Objective: We aimed to derive risk equations using SELECT trial data that estimate the risk of acute coronary syndrome and stroke in people with established cardiovascular disease and overweight or obesity but without diabetes mellitus for use in health economic modelling.

Methods: Risk equations estimating first in-trial observed acute coronary syndrome and stroke were derived from patient-level data from the SELECT trial, a double-blind randomised placebo-controlled trial comparing semaglutide 2.4 mg with placebo. Risk factors were identified from the literature and by clinical experts. Risk equations were developed using cause-specific Cox proportional hazard models with all-cause mortality as a competing risk. Least absolute shrinkage and selection operator (LASSO) penalisation was applied 100 times in bootstrap samples to refine the risk equations. Final risk equations were validated with clinical experts and using SELECT trial data.
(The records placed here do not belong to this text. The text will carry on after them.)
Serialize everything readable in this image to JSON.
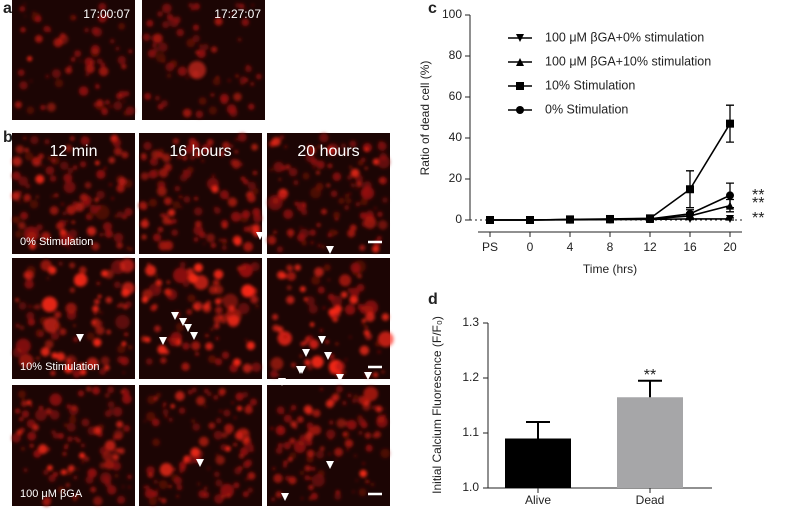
{
  "panels": {
    "a": {
      "label": "a",
      "timestamps": [
        "17:00:07",
        "17:27:07"
      ]
    },
    "b": {
      "label": "b",
      "columns": [
        "12 min",
        "16 hours",
        "20 hours"
      ],
      "rows": [
        "0% Stimulation",
        "10% Stimulation",
        "100 μM βGA"
      ]
    },
    "c": {
      "label": "c"
    },
    "d": {
      "label": "d"
    }
  },
  "chart_data": [
    {
      "type": "line",
      "xlabel": "Time (hrs)",
      "ylabel": "Ratio of dead cell (%)",
      "categories": [
        "PS",
        "0",
        "4",
        "8",
        "12",
        "16",
        "20"
      ],
      "ylim": [
        0,
        100
      ],
      "yticks": [
        0,
        20,
        40,
        60,
        80,
        100
      ],
      "series": [
        {
          "name": "100 μM βGA+0% stimulation",
          "marker": "triangle-down",
          "color": "#000000",
          "values": [
            0,
            0,
            0.1,
            0.2,
            0.3,
            0.5,
            0.5
          ],
          "errors": [
            0,
            0,
            0,
            0,
            0,
            0.3,
            0.5
          ]
        },
        {
          "name": "100 μM βGA+10% stimulation",
          "marker": "triangle-up",
          "color": "#000000",
          "values": [
            0,
            0,
            0.2,
            0.3,
            0.5,
            2,
            7
          ],
          "errors": [
            0,
            0,
            0.1,
            0.2,
            0.3,
            1.5,
            3
          ]
        },
        {
          "name": "10% Stimulation",
          "marker": "square",
          "color": "#000000",
          "values": [
            0,
            0,
            0.3,
            0.5,
            0.8,
            15,
            47
          ],
          "errors": [
            0,
            0,
            0.2,
            0.3,
            0.3,
            9,
            9
          ]
        },
        {
          "name": "0% Stimulation",
          "marker": "circle",
          "color": "#000000",
          "values": [
            0,
            0,
            0.2,
            0.3,
            0.5,
            3,
            12
          ],
          "errors": [
            0,
            0,
            0.1,
            0.2,
            0.3,
            2,
            6
          ]
        }
      ],
      "annotations": [
        "**",
        "**",
        "**"
      ]
    },
    {
      "type": "bar",
      "ylabel": "Initial Calcium Fluorescnce (F/F₀)",
      "categories": [
        "Alive",
        "Dead"
      ],
      "values": [
        1.09,
        1.165
      ],
      "errors": [
        0.03,
        0.03
      ],
      "colors": [
        "#000000",
        "#a6a6a8"
      ],
      "ylim": [
        1.0,
        1.3
      ],
      "yticks": [
        {
          "value": 1.0,
          "label": "1.0"
        },
        1.1,
        1.2,
        1.3
      ],
      "annotations": [
        "**"
      ]
    }
  ]
}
Results: Sex, coronary heart disease, a history of acute coronary syndrome and use of angina medications had the strongest associations with acute coronary syndrome (hazard ratio 1.67-1.82). For stroke, a history of atrial fibrillation, cerebrovascular disorder, stroke and transient ischaemic attack had the strongest associations (hazard ratio 1.40-1.70). In terms of discrimination, the risk equations had an area under the receiver operating characteristic curve (AUC) of 0.66-0.68 for acute coronary syndrome and 0.68-0.71 for stroke, and C-indices of 0.67-0.69 for acute coronary syndrome and 0.66-0.69 for stroke. The risk equations showed good cohort-level predictive capabilities over a 4-year time horizon.

Conclusions: These novel, treatment-specific, trial-derived risk equations are the first to predict the risk of secondary cardiovascular events in people with overweight or obesity and established cardiovascular disease but without diabetes. Incorporating these risk equations into health economic models may improve the accuracy of economic evaluations in this population.